The Internet has come a long way in Afghanistan since the days when users had to pay USD 1,300 for a 1MB connection. However, experts believe the industry still needs to work on its strategy for it to reach parity with its neighbours.
At the inaugural Afghanistan School on Internet Governance (AfSIG), experts from government, the private sector, academia, and social community discussed these and other issues facing Afghanistan’s Internet during a thought-provoking panel session on access, infrastructure and government policy for Internet development in Afghanistan.
Read AfSIG report: Students the real winners at inaugural Afghanistan School on Internet Governance
Panelist Aimal Marjan, the former Deputy Minister of IT in the Ministry of Communication and IT (MCIT), recalled the first days of the interim government, after the fall of Taliban, when the country relied on a 1MB Internet connection from Pakistan (which cost users USD 1,300).
Mr Marjan said things started to change for the better in 2006, when the Afghan Telecom Company was formed within the MCIT to “address the communication issues” of the country and construct Afghanistan’s first public fibre optic ring.

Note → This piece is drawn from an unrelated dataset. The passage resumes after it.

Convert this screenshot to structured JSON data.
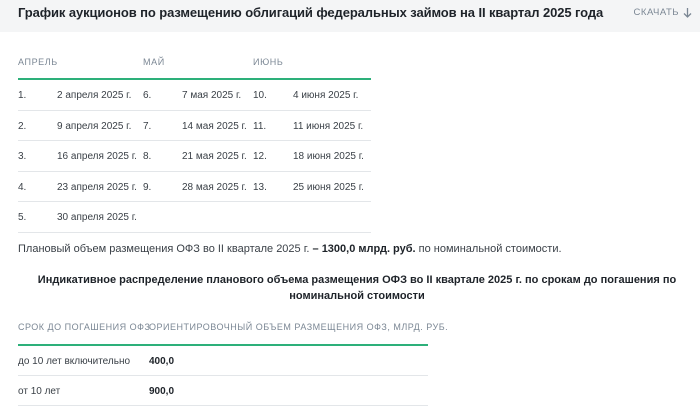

Another key outcome during this time was the approval of an open policy that allowed ISPs in Pakistan, including Wateen Telecom and Mobilink, to extend their infrastructure and construct their own fibre optic rings in Afghanistan, which reduced the cost of a 1MB connection to USD 250 per month. Today, Afghanistan has an STM-1 link (155MBps) from Pakistan that costs users USD 155.
Mr Marjan said such open policy was key for developing the IT and telecommunication infrastructure and services, not just in Afghanistan but throughout the region. This was a point that Mr Javid Hamdard, Vice Chancellor of Academics at Karwan University, agreed with, adding that the industry needed to see itself as regional players not just national.
According to Mr Hamdard, we need to work towards matching Pakistan, India, and other neighbouring countries in terms of service quality, technology and future plans to improve and secure the region’s network.
Panellists expanded on this concept further, when asked for their thoughts on the recent announcement by MCIT to start approving 4G licenses later this year, with some seeing the decision as impulsive and lacking the strategic thought or research that was given when announcing 3G licenses in 2014 — MCIT had conducted an 18-month market review before announcing the 3G license in the country.
For Natayaraju Sapana, CTO of Wasel Telecom, the industry needs to focus more on service quality rather than deploying new technology, which will have new, inherent issues.
Overall, the discussion was very fruitful and certainly left attendees with a great appreciation of the work that has been done and needs to be done.
A Khalil Azizi is the IT Unit Manager for The American University of Afghanistan and Executive Board Member of NITPAA.